I have a snowflake database and it doesn't support unique constraint enforcement (https://docs.snowflake.com/en/sql-reference/constraints-overview.html).

I'm planning to have a method on JPA repository with a custom SQL query to check for duplicates before inserting to the table.

Entity

@Entity
@Table(name = "STUDENTS")
public class Students {

  @Id
  @Column(name = "ID", columnDefinition = "serial")
  @GenericGenerator(name = "id_generator", strategy = "increment")
  @GeneratedValue(generator = "id_generator")
  private Long id;

  @Column(name = "NAME")
  private String studentName;

}

Snowflake create table query

CREATE table STUDENTS(
    id int identity(1,1) primary key,
    name VARCHAR NOT NULL,
    UNIQUE(name)
);

Repository

public interface StudentRepository extends JpaRepository<Students, Long> {

//
@Query(value = "???", nativeQuery = true)
    List<Student> bulkUpsertStudents(List<Student> students);

}

CodePudding user response：

You can use a SELECT query to check for duplicate values in the name column before inserting a new record into the table. For example:

@Query(value = "SELECT * FROM STUDENTS WHERE name = :name", nativeQuery = true)
List<Student> findByName(@Param("name") String name);

This method will return a list of Student records with the specified name value. If the list is empty, it means that there are no records with that name value, and you can safely insert a new record with that name value.

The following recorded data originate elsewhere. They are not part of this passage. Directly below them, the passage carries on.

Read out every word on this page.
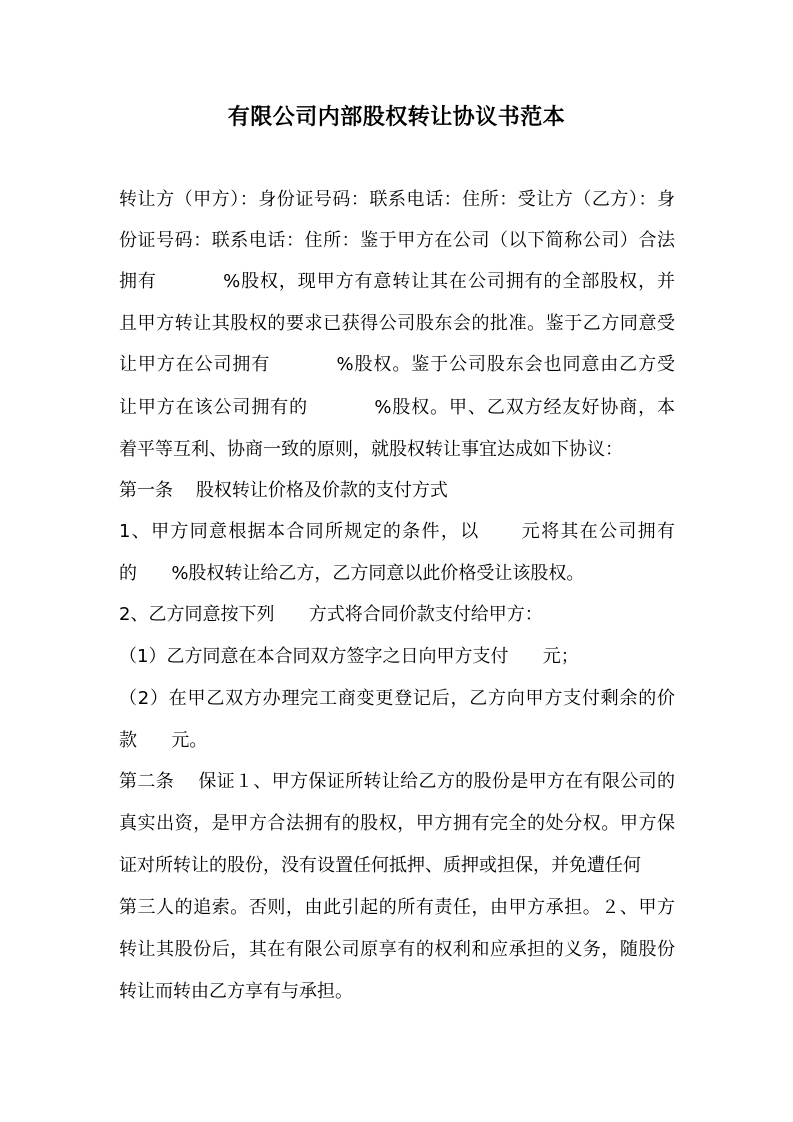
有限公司内部股权转让协议书范本
转让方（甲方）：身份证号码：联系电话：住所：受让方（乙方）：身
份证号码：联系电话：住所：鉴于甲方在公司（以下简称公司）合法
拥有          %股权，现甲方有意转让其在公司拥有的全部股权，并
且甲方转让其股权的要求已获得公司股东会的批准。鉴于乙方同意受
让甲方在公司拥有          %股权。鉴于公司股东会也同意由乙方受
让甲方在该公司拥有的          %股权。甲、乙双方经友好协商，本
着平等互利、协商一致的原则，就股权转让事宜达成如下协议：
第一条    股权转让价格及价款的支付方式
1、甲方同意根据本合同所规定的条件，以      元将其在公司拥有
的      %股权转让给乙方，乙方同意以此价格受让该股权。
2、乙方同意按下列      方式将合同价款支付给甲方：
（1）乙方同意在本合同双方签字之日向甲方支付      元；
（2）在甲乙双方办理完工商变更登记后，乙方向甲方支付剩余的价
款      元。
第二条    保证１、甲方保证所转让给乙方的股份是甲方在有限公司的
真实出资，是甲方合法拥有的股权，甲方拥有完全的处分权。甲方保
证对所转让的股份，没有设置任何抵押、质押或担保，并免遭任何
第三人的追索。否则，由此引起的所有责任，由甲方承担。２、甲方
转让其股份后，其在有限公司原享有的权利和应承担的义务，随股份
转让而转由乙方享有与承担。
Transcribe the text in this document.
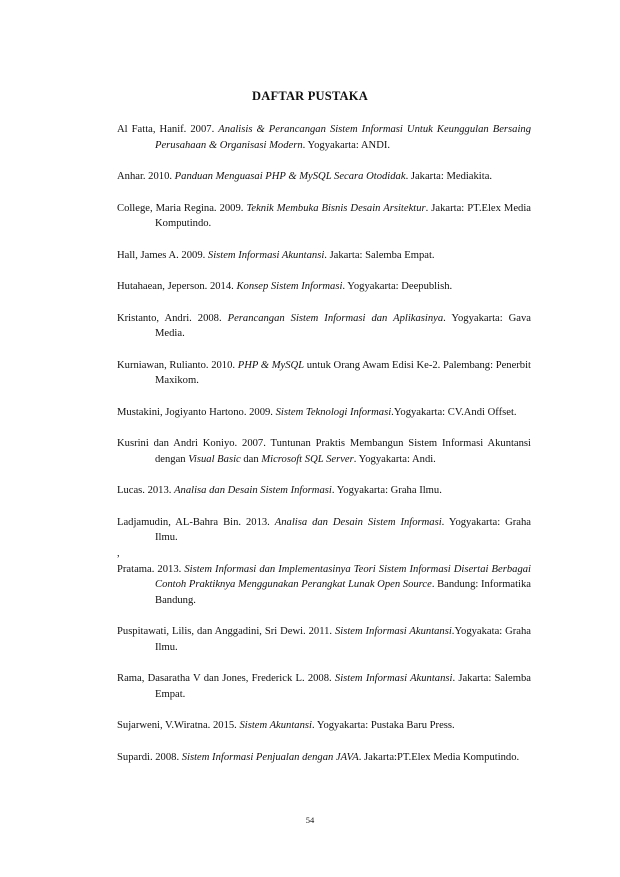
DAFTAR PUSTAKA

Al Fatta, Hanif. 2007. Analisis & Perancangan Sistem Informasi Untuk Keunggulan Bersaing Perusahaan & Organisasi Modern. Yogyakarta: ANDI.

Anhar. 2010. Panduan Menguasai PHP & MySQL Secara Otodidak. Jakarta: Mediakita.

College, Maria Regina. 2009. Teknik Membuka Bisnis Desain Arsitektur. Jakarta: PT.Elex Media Komputindo.

Hall, James A. 2009. Sistem Informasi Akuntansi. Jakarta: Salemba Empat.

Hutahaean, Jeperson. 2014. Konsep Sistem Informasi. Yogyakarta: Deepublish.

Kristanto, Andri. 2008. Perancangan Sistem Informasi dan Aplikasinya. Yogyakarta: Gava Media.

Kurniawan, Rulianto. 2010. PHP & MySQL untuk Orang Awam Edisi Ke-2. Palembang: Penerbit Maxikom.

Mustakini, Jogiyanto Hartono. 2009. Sistem Teknologi Informasi.Yogyakarta: CV.Andi Offset.

Kusrini dan Andri Koniyo. 2007. Tuntunan Praktis Membangun Sistem Informasi Akuntansi dengan Visual Basic dan Microsoft SQL Server. Yogyakarta: Andi.

Lucas. 2013. Analisa dan Desain Sistem Informasi. Yogyakarta: Graha Ilmu.

Ladjamudin, AL-Bahra Bin. 2013. Analisa dan Desain Sistem Informasi. Yogyakarta: Graha Ilmu.

,

Pratama. 2013. Sistem Informasi dan Implementasinya Teori Sistem Informasi Disertai Berbagai Contoh Praktiknya Menggunakan Perangkat Lunak Open Source. Bandung: Informatika Bandung.

Puspitawati, Lilis, dan Anggadini, Sri Dewi. 2011. Sistem Informasi Akuntansi.Yogyakata: Graha Ilmu.

Rama, Dasaratha V dan Jones, Frederick L. 2008. Sistem Informasi Akuntansi. Jakarta: Salemba Empat.

Sujarweni, V.Wiratna. 2015. Sistem Akuntansi. Yogyakarta: Pustaka Baru Press.

Supardi. 2008. Sistem Informasi Penjualan dengan JAVA. Jakarta:PT.Elex Media Komputindo.

54
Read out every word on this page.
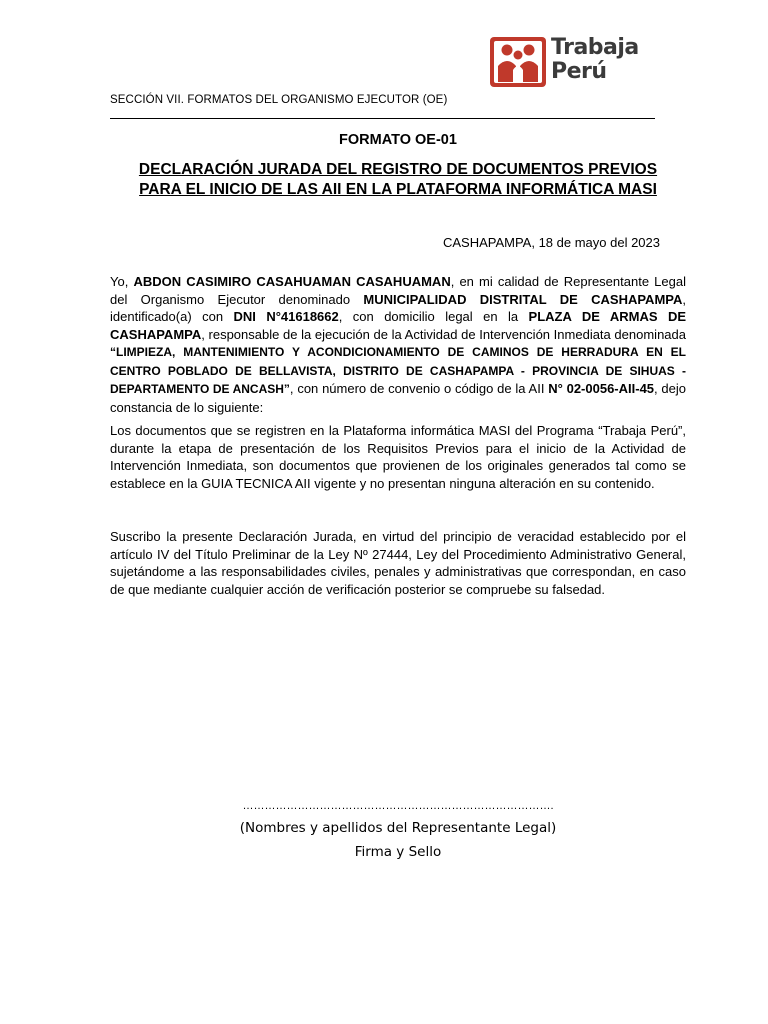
Trabaja
Perú
SECCIÓN VII. FORMATOS DEL ORGANISMO EJECUTOR (OE)
FORMATO OE-01
DECLARACIÓN JURADA DEL REGISTRO DE DOCUMENTOS PREVIOS
PARA EL INICIO DE LAS AII EN LA PLATAFORMA INFORMÁTICA MASI
CASHAPAMPA, 18 de mayo del 2023
Yo, ABDON CASIMIRO CASAHUAMAN CASAHUAMAN, en mi calidad de Representante Legal del Organismo Ejecutor denominado MUNICIPALIDAD DISTRITAL DE CASHAPAMPA, identificado(a) con DNI N°41618662, con domicilio legal en la PLAZA DE ARMAS DE CASHAPAMPA, responsable de la ejecución de la Actividad de Intervención Inmediata denominada “LIMPIEZA, MANTENIMIENTO Y ACONDICIONAMIENTO DE CAMINOS DE HERRADURA EN EL CENTRO POBLADO DE BELLAVISTA, DISTRITO DE CASHAPAMPA - PROVINCIA DE SIHUAS - DEPARTAMENTO DE ANCASH”, con número de convenio o código de la AII N° 02-0056-AII-45, dejo constancia de lo siguiente:
Los documentos que se registren en la Plataforma informática MASI del Programa “Trabaja Perú”, durante la etapa de presentación de los Requisitos Previos para el inicio de la Actividad de Intervención Inmediata, son documentos que provienen de los originales generados tal como se establece en la GUIA TECNICA AII vigente y no presentan ninguna alteración en su contenido.
Suscribo la presente Declaración Jurada, en virtud del principio de veracidad establecido por el artículo IV del Título Preliminar de la Ley Nº 27444, Ley del Procedimiento Administrativo General, sujetándome a las responsabilidades civiles, penales y administrativas que correspondan, en caso de que mediante cualquier acción de verificación posterior se compruebe su falsedad.
………………………………………………………………………….
(Nombres y apellidos del Representante Legal)
Firma y Sello
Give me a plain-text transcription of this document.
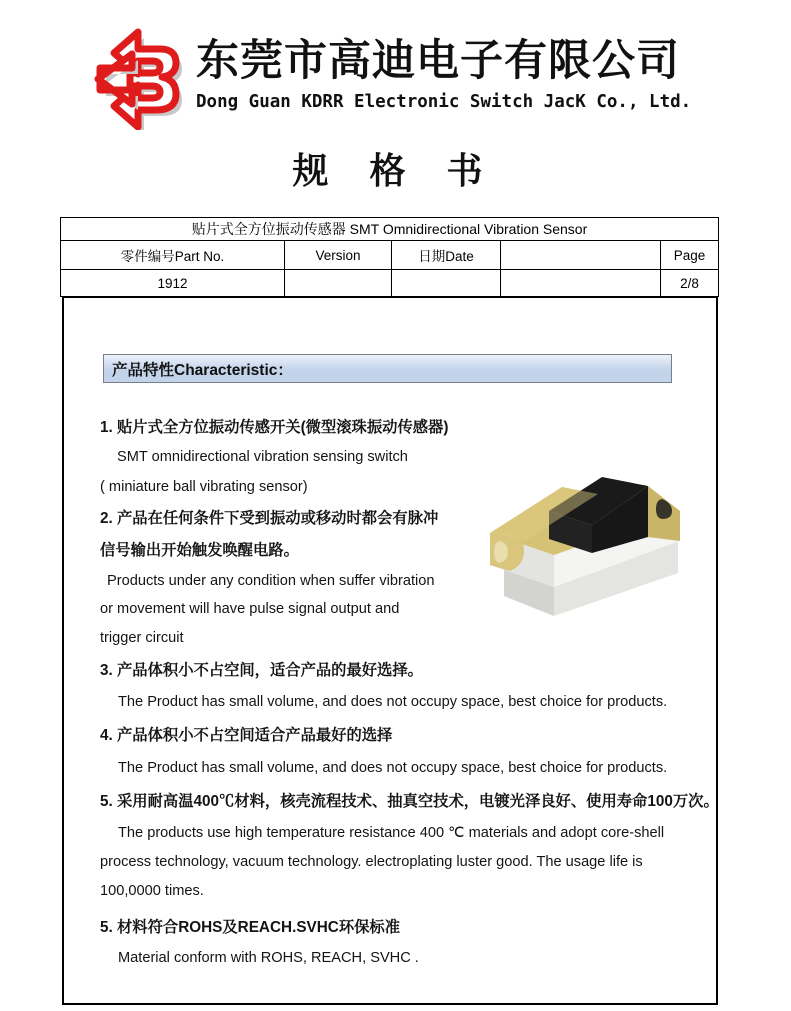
东莞市高迪电子有限公司
Dong Guan KDRR Electronic Switch JacK Co., Ltd.
规 格 书
贴片式全方位振动传感器 SMT Omnidirectional Vibration Sensor				
零件编号Part No.	Version	日期Date		Page
1912				2/8
产品特性Characteristic：
1. 贴片式全方位振动传感开关(微型滚珠振动传感器)
SMT omnidirectional vibration sensing switch
( miniature ball vibrating sensor)
2. 产品在任何条件下受到振动或移动时都会有脉冲
信号输出开始触发唤醒电路。
Products under any condition when suffer vibration
or movement will have pulse signal output and
trigger circuit
3. 产品体积小不占空间，适合产品的最好选择。
The Product has small volume, and does not occupy space, best choice for products.
4. 产品体积小不占空间适合产品最好的选择
The Product has small volume, and does not occupy space, best choice for products.
5. 采用耐高温400℃材料，核壳流程技术、抽真空技术，电镀光泽良好、使用寿命100万次。
The products use high temperature resistance 400 ℃ materials and adopt core-shell
process technology, vacuum technology. electroplating luster good. The usage life is
100,0000 times.
5. 材料符合ROHS及REACH.SVHC环保标准
Material conform with ROHS, REACH, SVHC .
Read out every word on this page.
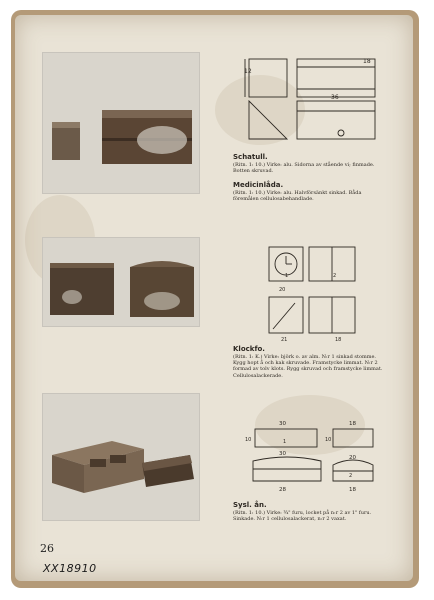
12
18
36
20
21	18
1	2
30	18
30
20
28	18
10	10
1
2
Schatull.
(Ritn. 1: 10.) Virke: alu. Sidorna av stående vi; finmade. Botten skruvad.
Medicinlåda.
(Ritn. 1: 10.) Virke: alu. Halvförsänkt sinkad. Båda föremålen cellulosabehandlade.
Klockfo.
(Ritn. 1: K.) Virke: björk o. av alm. N:r 1 sinkad stomme. Kygg hopt å och kak skruvade. Framstycke limmat. N:r 2 formad av tolv klots. Rygg skruvad och framstycke limmat. Cellulosalackerade.
Sysl. ån.
(Ritn. 1: 10.) Virke: ¾" furu, locket på n:r 2 av 1" furu. Sinkade. N:r 1 cellulosalackerat, n:r 2 vaxat.
26
XX18910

List<Student> studentList = new ArrayList<>();
for (Student student : students) {
    List<Student> existingStudents = studentRepository.findByName(student.getName());
    if (existingStudents.isEmpty()) {
        studentsToInsert.add(student);
    }
}
studentRepository.bulkUpsertStudents(studentList)

EDIT

If the above solution doesn't work. You can use the MERGE statement to update existing records in the table if the data has changed. For example, if you want to update the name of a Student if it has changed, you can use the following MERGE statement:

@Query(value = "MERGE INTO students t USING (SELECT :name AS name, :newName AS newName) s
ON t.name = s.name 
WHEN MATCHED AND t.name <> s.newName THEN UPDATE SET t.name = s.newName
WHEN NOT MATCHED THEN INSERT (name) VALUES (s.name)", nativeQuery = true)
List<Student> bulkUpsertStudents(List<Student> students);

This query will update the name of each Student in the students list if it has changed, and if a conflict occurs, it will not insert a new record. This will ensure that only unique name values are inserted into the table, without having to perform a separate query for each record.

CodePudding user response：

I was able to overcome this using the below approach but need to verify the performance of the queries.

Repository saveAll() method to save all the entities.

Using the custom nativeQuery as below

   INSERT OVERWRITE INTO STUDENTS
   WITH CTE AS(SELECT ROW_NUMBER() OVER (PARTITION BY NAME ORDER BY ID) AS RNO, ID, NAME FROM STUDENTS)
   SELECT ID, NAME FROM CTE WHERE RNO = 1;

Example code :

import static io.vavr.collection.List.ofAll;
import static io.vavr.control.Option.of;
import static java.util.function.Predicate.not;

 public Validation<ValidationError, List<Students>> saveAll(List<String> students) {
    return of(students)
        .filter(not(List::isEmpty))
        .map(this::mapToEntities) // maps the list to list of database entities
        .map(repository::saveAll) // save all
        .toValidation(ERROR_SAVING_STUDENTS) // vavr validation in case of error
        .peek(x -> repository.purgeStudents()) // purging to remove duplicates
        .toValidation(ERROR_PURGING_STUDENTS);
  }

This issue is only due to snowflake's incapability to check uniqueness.